Use when working with Consul — services, KV store, health checks, service mesh, or any Consul-related task
Read state.json for active_company, then load config.yaml for that company. Consul configuration lives under cloud.consul and provides:
| Field | Purpose |
|---|---|
addr | Consul API address (e.g. https://consul.example.com:8500) |
token_ref | Reference to the ACL token in the secrets store |
CONSUL_HTTP_ADDR and CONSUL_HTTP_TOKEN are set automatically when you run hat on <company>. You do not need to set these manually.
# List all cluster members (servers and clients)
consul members
# Show detailed member info including roles
consul members -detailed
# Check Raft cluster health and leader status
consul operator raft list-peers
# Stream live agent logs (useful for debugging)
consul monitor
# Stream live logs at a specific level
consul monitor -log-level=debug
# Check agent health and configuration
consul info
# List all registered services
consul catalog services
# List all registered nodes
consul catalog nodes
# List nodes providing a specific service
consul catalog nodes -service=<service-name>
# Check health status of all services
consul health checks --service <service-name>
# List passing/warning/critical health checks
consul health checks --state passing
consul health checks --state warning
consul health checks --state critical
# List service mesh intentions
consul intention list
# Read a specific intention
consul intention check <source> <destination>
# Read a single key from the KV store
consul kv get <key>
# Read a key and show metadata (flags, modify index)
consul kv get -detailed <key>
# List all keys under a prefix (recursive)
consul kv get -recurse <prefix>/
# Write a key (ONLY when explicitly instructed)
consul kv put <key> <value>
# Write a key from a file (ONLY when explicitly instructed)
consul kv put <key> @<file>
# Delete a single key (ONLY when explicitly instructed)
consul kv delete <key>
# Delete all keys under a prefix (ONLY when explicitly instructed)
consul kv delete -recurse <prefix>/
Consul exposes a DNS interface on port 8600 (by default on localhost) for service discovery queries.

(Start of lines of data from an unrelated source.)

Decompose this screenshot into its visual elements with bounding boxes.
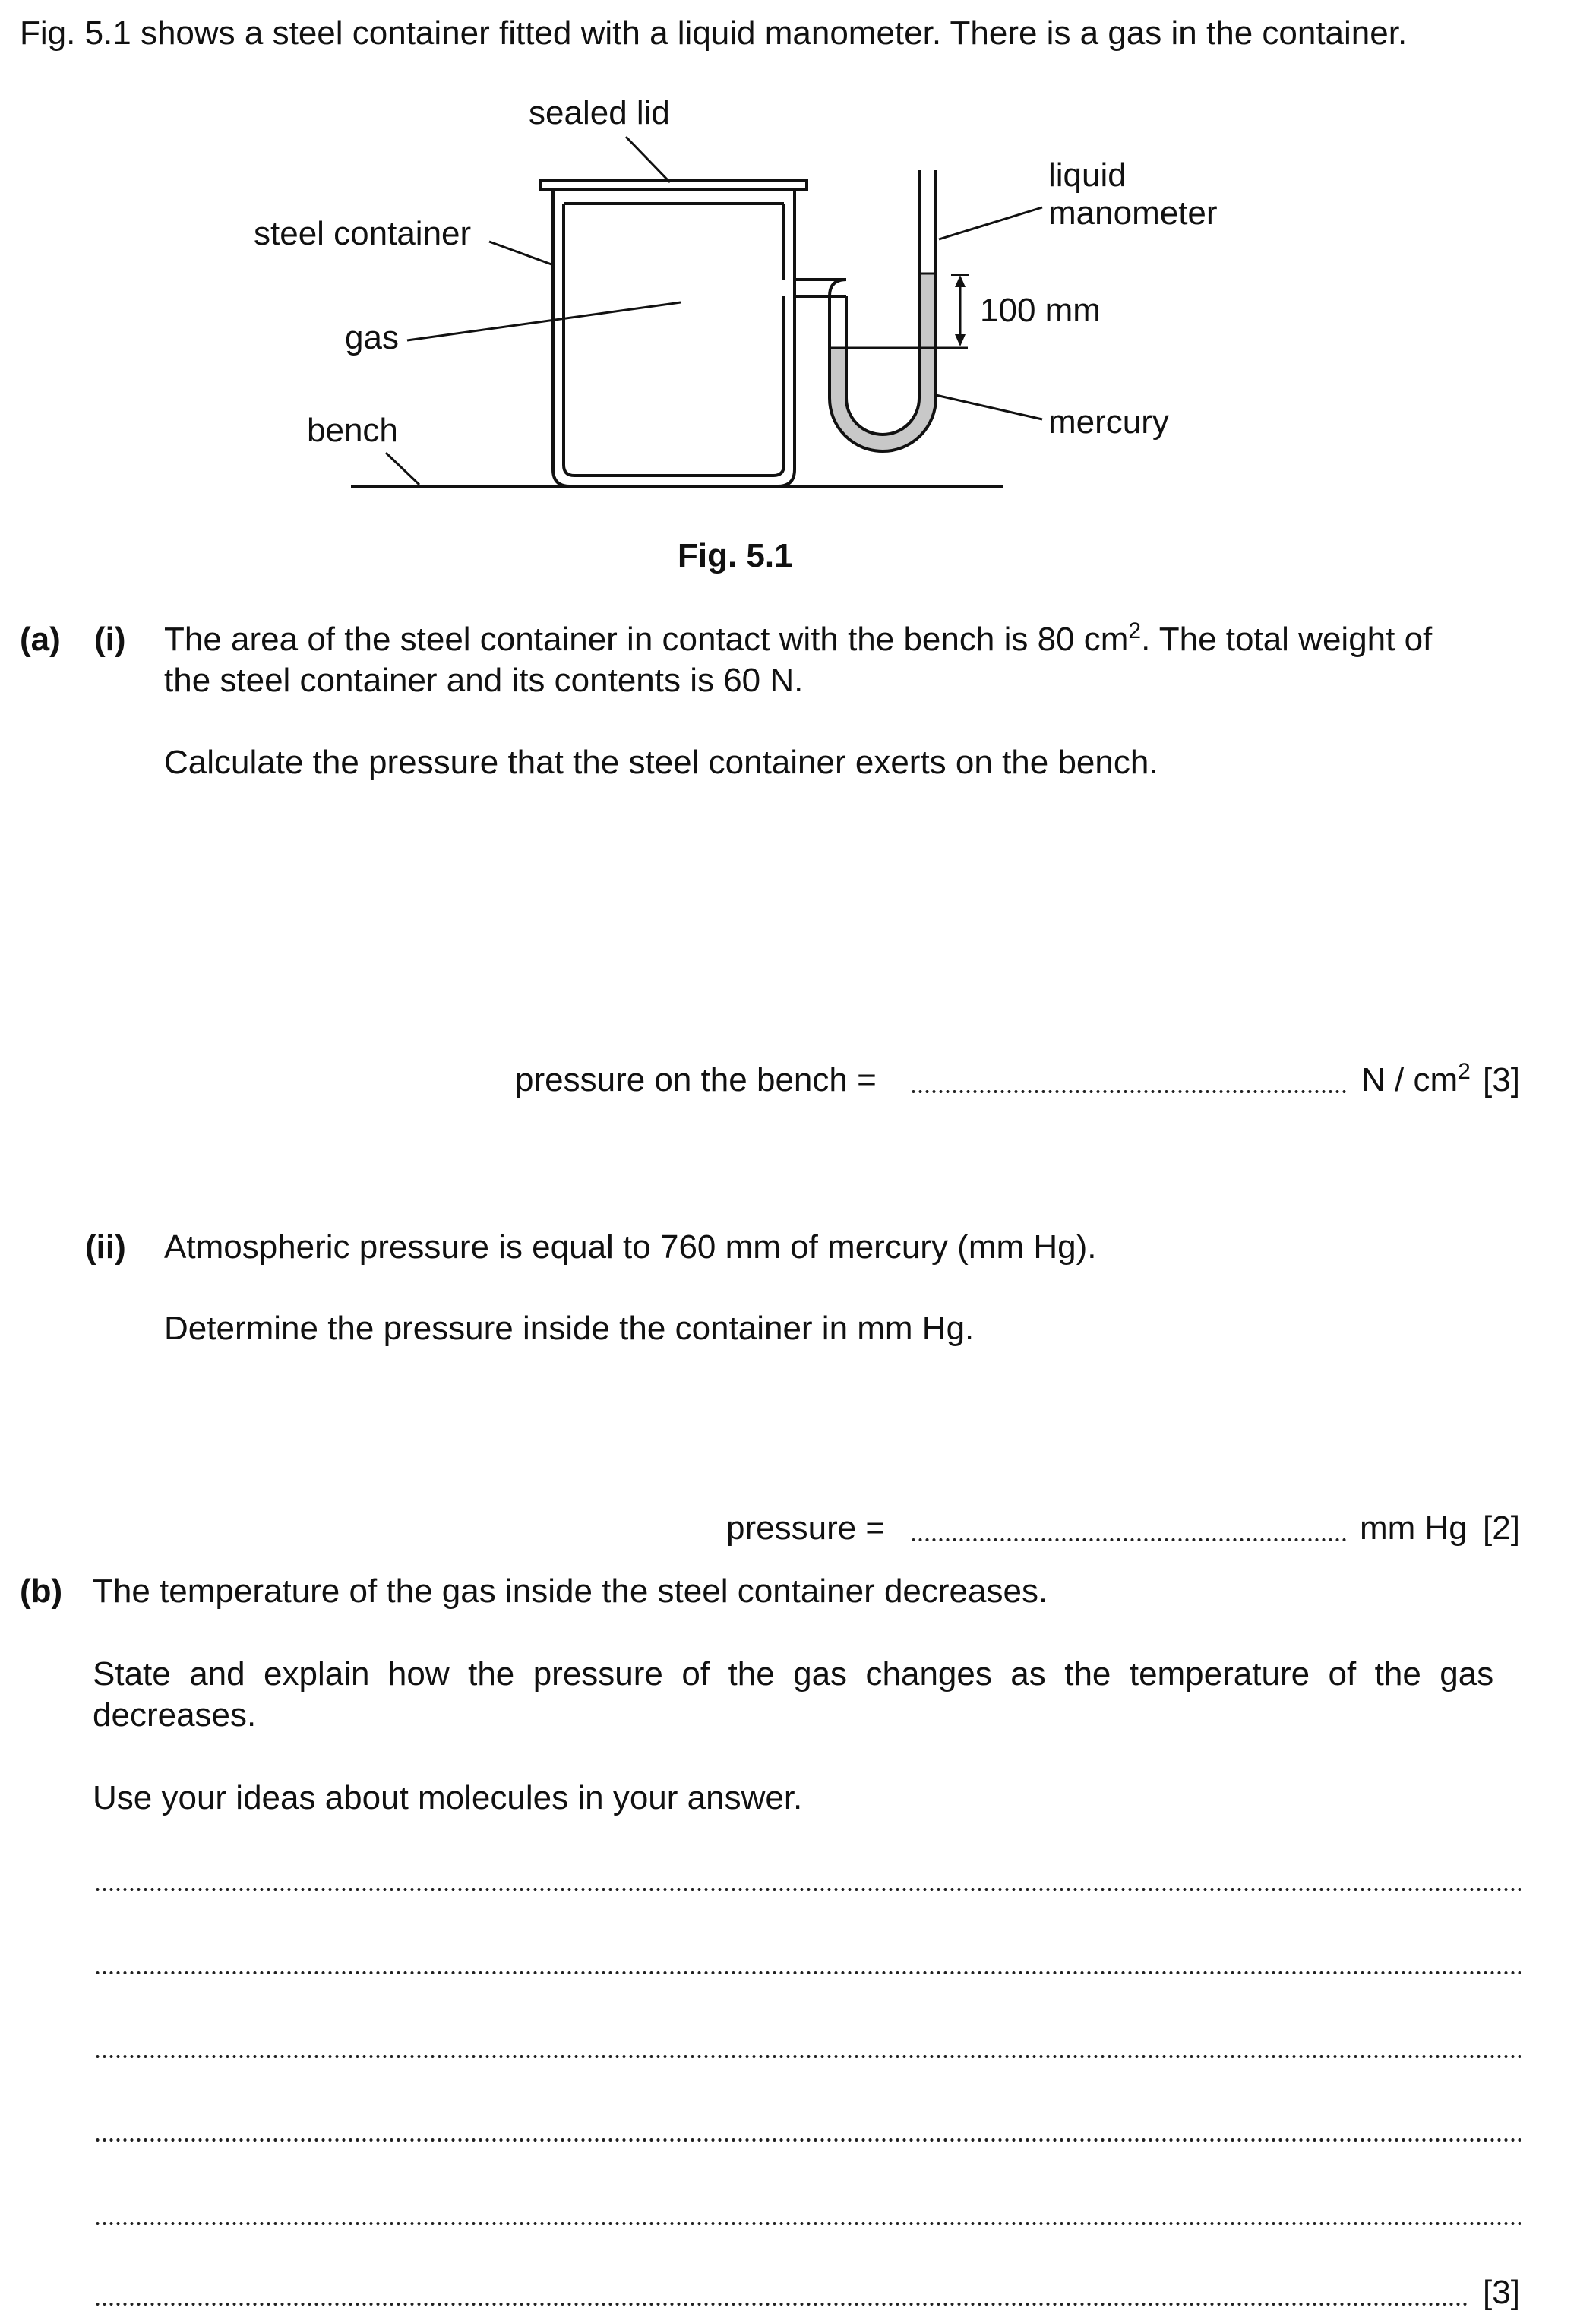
part-b-answer-line-5[interactable]	[94, 2220, 1521, 2227]
label-mercury: mercury	[1048, 403, 1169, 441]
part-a-ii-line1: Atmospheric pressure is equal to 760 mm of mercury (mm Hg).	[164, 1228, 1097, 1266]
part-a-ii-instruction: Determine the pressure inside the container in mm Hg.	[164, 1310, 975, 1347]
part-b-answer-line-2[interactable]	[94, 1969, 1521, 1977]
part-b-line2b: decreases.	[93, 1696, 257, 1734]
leader-bench	[386, 453, 419, 485]
arrowhead-down	[955, 334, 966, 346]
label-liquid: liquid	[1048, 156, 1127, 194]
part-b-label: (b)	[20, 1573, 63, 1610]
part-b-answer-line-3[interactable]	[94, 2053, 1521, 2060]
container-inner-wall	[564, 204, 784, 476]
part-a-i-line1: The area of the steel container in contact with the bench is 80 $cm^2$. The total weight of	[164, 618, 1433, 658]
part-a-label: (a)	[20, 621, 61, 658]
label-bench: bench	[307, 412, 398, 449]
arrowhead-up	[955, 275, 966, 287]
part-a-i-label: (i)	[94, 621, 126, 658]
part-b-answer-line-4[interactable]	[94, 2136, 1521, 2144]
leader-gas	[407, 302, 681, 340]
part-a-ii-unit: mm Hg	[1360, 1509, 1468, 1547]
label-gas: gas	[345, 319, 399, 356]
part-b-line1: The temperature of the gas inside the steel container decreases.	[93, 1573, 1048, 1610]
leader-mercury	[936, 395, 1042, 419]
part-b-answer-line-1[interactable]	[94, 1886, 1521, 1893]
part-a-ii-label: (ii)	[85, 1228, 126, 1266]
label-manometer: manometer	[1048, 194, 1218, 232]
label-height: 100 mm	[980, 292, 1101, 329]
figure-caption: Fig. 5.1	[678, 537, 793, 574]
leader-sealed-lid	[626, 137, 670, 182]
part-a-i-marks: [3]	[1483, 1061, 1520, 1098]
part-a-ii-marks: [2]	[1483, 1509, 1520, 1547]
part-b-line2a: State and explain how the pressure of the gas changes as the temperature of the gas	[93, 1655, 1494, 1693]
part-b-marks: [3]	[1483, 2274, 1520, 2311]
label-steel-container: steel container	[254, 215, 472, 252]
label-sealed-lid: sealed lid	[529, 94, 670, 131]
sealed-lid	[541, 180, 807, 189]
part-b-line3: Use your ideas about molecules in your answer.	[93, 1779, 803, 1816]
leader-manometer	[939, 207, 1042, 239]
part-a-i-answer-label: pressure on the bench =	[515, 1061, 877, 1098]
manometer-tube-inner	[846, 170, 919, 435]
leader-steel-container	[489, 242, 551, 264]
part-a-i-answer-line[interactable]	[910, 1088, 1348, 1095]
part-a-ii-answer-label: pressure =	[726, 1509, 886, 1547]
figure-5-1	[0, 76, 1596, 653]
part-a-ii-answer-line[interactable]	[910, 1536, 1348, 1544]
part-b-answer-line-6[interactable]	[94, 2300, 1469, 2308]
part-a-i-instruction: Calculate the pressure that the steel container exerts on the bench.	[164, 744, 1158, 781]
container-outer-wall	[553, 188, 795, 486]
intro-text: Fig. 5.1 shows a steel container fitted with a liquid manometer. There is a gas in the container.	[20, 14, 1408, 52]
part-a-i-unit: N / $cm^2$	[1361, 1059, 1471, 1098]
part-a-i-line2: the steel container and its contents is 60 N.	[164, 662, 804, 699]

# Resolve a service address via Consul DNS
dig @127.0.0.1 -p 8600 <service-name>.service.consul
# Resolve with SRV records (includes port information)
dig @127.0.0.1 -p 8600 <service-name>.service.consul SRV
# Resolve a service in a specific datacenter
dig @127.0.0.1 -p 8600 <service-name>.service.<datacenter>.consul
# Resolve a node address
dig @127.0.0.1 -p 8600 <node-name>.node.consul
# Resolve a tagged service variant
dig @127.0.0.1 -p 8600 <tag>.<service-name>.service.consul
# Check if the Consul DNS port is reachable
dig @127.0.0.1 -p 8600 consul.service.consul
When you need to understand what services are registered and their health status:
List all registered services:
consul catalog services
For each service of interest, list nodes providing it:
consul catalog nodes -service=<service-name>
Check health checks for the service:
consul health checks --service <service-name>
Look for checks in critical state and note the Output field for error details.

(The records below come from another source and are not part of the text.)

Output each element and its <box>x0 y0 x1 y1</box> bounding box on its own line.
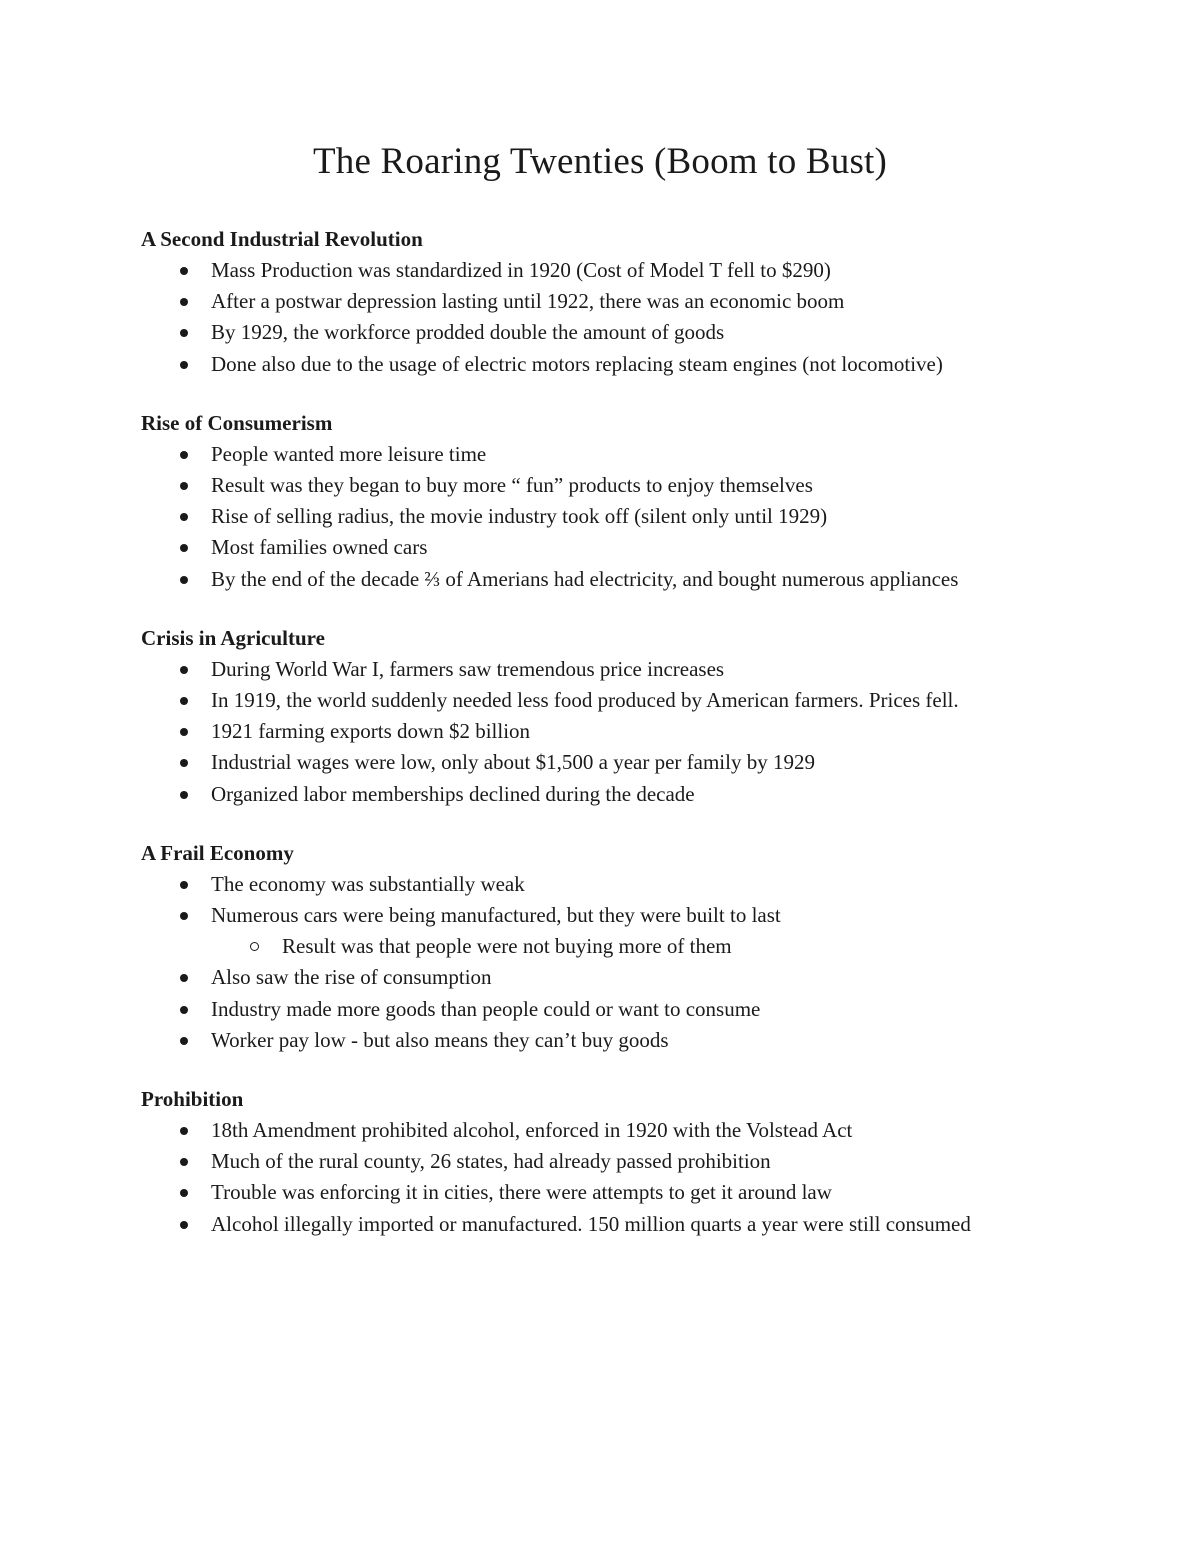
section-heading: A Second Industrial Revolution <box>141 227 423 251</box>
list-item-text: Trouble was enforcing it in cities, there were attempts to get it around law <box>211 1180 832 1205</box>
list-item-text: Rise of selling radius, the movie industry took off (silent only until 1929) <box>211 504 828 529</box>
list-item <box>141 1025 1101 1056</box>
list-item-text: Numerous cars were being manufactured, but they were built to last <box>211 903 781 928</box>
list-item <box>141 501 1101 532</box>
list-item-text: Result was they began to buy more “ fun” products to enjoy themselves <box>211 473 813 498</box>
list-item-text: Industrial wages were low, only about $1,500 a year per family by 1929 <box>211 750 815 775</box>
list-item-text: Organized labor memberships declined during the decade <box>211 781 695 806</box>
section-frail-economy <box>141 838 1101 1056</box>
bullet-icon <box>180 728 188 736</box>
bullet-icon <box>180 666 188 674</box>
bullet-icon <box>180 791 188 799</box>
list-item <box>141 439 1101 470</box>
bullet-icon <box>180 974 188 982</box>
bullet-list <box>141 869 1101 1056</box>
bullet-icon <box>180 513 188 521</box>
list-item-text: Also saw the rise of consumption <box>211 965 492 990</box>
list-item-text: Done also due to the usage of electric motors replacing steam engines (not locomotive) <box>211 351 943 376</box>
section-heading: Crisis in Agriculture <box>141 625 325 650</box>
page-title: The Roaring Twenties (Boom to Bust) <box>312 141 888 182</box>
list-item <box>141 255 1101 286</box>
list-item <box>141 1209 1031 1240</box>
bullet-icon <box>180 1127 188 1135</box>
hollow-bullet-icon <box>250 942 259 951</box>
bullet-list <box>141 255 1101 380</box>
bullet-icon <box>180 329 188 337</box>
sub-list-item <box>141 931 1101 962</box>
list-item-text: Industry made more goods than people could or want to consume <box>211 996 761 1021</box>
bullet-icon <box>180 576 188 584</box>
list-item <box>141 470 1101 501</box>
section-rise-of-consumerism <box>141 408 1101 595</box>
list-item <box>141 994 1101 1025</box>
list-item-text: Most families owned cars <box>211 535 428 560</box>
bullet-icon <box>180 1189 188 1197</box>
list-item-text: People wanted more leisure time <box>211 441 487 466</box>
list-item <box>141 716 1101 747</box>
bullet-icon <box>180 1221 188 1229</box>
list-item-text: Mass Production was standardized in 1920 (Cost of Model T fell to $290) <box>211 258 831 282</box>
bullet-list <box>141 654 1101 810</box>
list-item <box>141 564 1101 595</box>
list-item-text: By the end of the decade ⅔ of Amerians had electricity, and bought numerous appliances <box>211 566 959 591</box>
list-item-text: Worker pay low - but also means they can’t buy goods <box>211 1027 669 1052</box>
list-item <box>141 685 1101 716</box>
document-body <box>141 224 1101 1268</box>
list-item-text: By 1929, the workforce prodded double the amount of goods <box>211 320 725 345</box>
bullet-icon <box>180 298 188 306</box>
list-item <box>141 900 1101 931</box>
bullet-icon <box>180 912 188 920</box>
bullet-list <box>141 439 1101 595</box>
bullet-icon <box>180 267 188 275</box>
list-item-text: Alcohol illegally imported or manufactured. 150 million quarts a year were still consumed <box>211 1211 971 1236</box>
bullet-icon <box>180 881 188 889</box>
section-second-industrial-revolution <box>141 224 1101 380</box>
bullet-icon <box>180 482 188 490</box>
list-item <box>141 1177 1101 1208</box>
list-item <box>141 1146 1101 1177</box>
bullet-icon <box>180 451 188 459</box>
list-item <box>141 286 1101 317</box>
bullet-icon <box>180 544 188 552</box>
bullet-icon <box>180 759 188 767</box>
list-item <box>141 747 1101 778</box>
list-item-text: During World War I, farmers saw tremendous price increases <box>211 656 725 681</box>
list-item-text: 18th Amendment prohibited alcohol, enforced in 1920 with the Volstead Act <box>211 1118 853 1143</box>
list-item <box>141 962 1101 993</box>
list-item <box>141 349 1101 380</box>
bullet-icon <box>180 1037 188 1045</box>
bullet-icon <box>180 697 188 705</box>
list-item-text: The economy was substantially weak <box>211 871 525 896</box>
bullet-list <box>141 1115 1101 1240</box>
list-item-text: Much of the rural county, 26 states, had already passed prohibition <box>211 1149 771 1174</box>
list-item <box>141 532 1101 563</box>
list-item <box>141 779 1101 810</box>
sub-list-item-text: Result was that people were not buying more of them <box>282 934 732 959</box>
bullet-icon <box>180 1006 188 1014</box>
list-item-text: In 1919, the world suddenly needed less food produced by American farmers. Prices fell. <box>211 688 959 713</box>
list-item <box>141 1115 1101 1146</box>
list-item-text: After a postwar depression lasting until 1922, there was an economic boom <box>211 289 845 314</box>
section-heading: A Frail Economy <box>141 840 294 865</box>
list-item <box>141 317 1101 348</box>
section-prohibition <box>141 1084 1101 1240</box>
section-heading: Rise of Consumerism <box>141 410 333 435</box>
list-item <box>141 654 1101 685</box>
list-item <box>141 869 1101 900</box>
bullet-icon <box>180 361 188 369</box>
section-crisis-in-agriculture <box>141 623 1101 810</box>
list-item-text: 1921 farming exports down $2 billion <box>211 719 531 744</box>
bullet-icon <box>180 1158 188 1166</box>
section-heading: Prohibition <box>141 1087 244 1112</box>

Verify the service is resolvable via DNS:
dig @127.0.0.1 -p 8600 <service-name>.service.consul
When you need to inspect configuration stored in Consul's KV store:
List all keys under a known prefix:
consul kv get -recurse <prefix>/
Read a specific key with full metadata:
consul kv get -detailed <key>
The ModifyIndex in the metadata helps you determine when the key was last changed.
For multi-line or binary values, pipe through base64 -D or inspect carefully.
When investigating cluster issues or before maintenance:
Check all cluster members and their status:
consul members
Look for members in failed or left state.
Verify Raft leader election and peer count:
consul operator raft list-peers
Confirm there is exactly one Leader and all expected servers are listed.
Check agent-level metrics and configuration:
consul info
If issues are found, tail live agent logs to see what is happening:
consul monitor -log-level=info
When a service cannot be resolved via DNS:
Confirm the service is registered:
consul catalog services
Check the health of the service:
consul health checks --service <service-name>
Only passing instances are returned in DNS queries by default.
Attempt a DNS resolution:
dig @127.0.0.1 -p 8600 <service-name>.service.consul
If no answer is returned, check if all instances are unhealthy (critical checks exclude them from DNS).
Try resolving with all health states (using the any tag):
dig @127.0.0.1 -p 8600 <service-name>.service.consul
If the service exists but all checks are critical, this confirms the health issue.
Review health check output for details:
consul health checks --service <service-name> --state critical
Never run the following without an explicit instruction from the user:
consul kv put — writes or overwrites a KV entryconsul kv delete — deletes a KV key or treeconsul leave — gracefully removes the agent from the clusterconsul force-leave — forcibly removes a node from the clusterRead-only commands (consul members, consul catalog services, consul catalog nodes, consul health checks, consul kv get, consul kv get -recurse, consul intention list, consul operator raft list-peers, consul monitor, consul info) are always safe to run.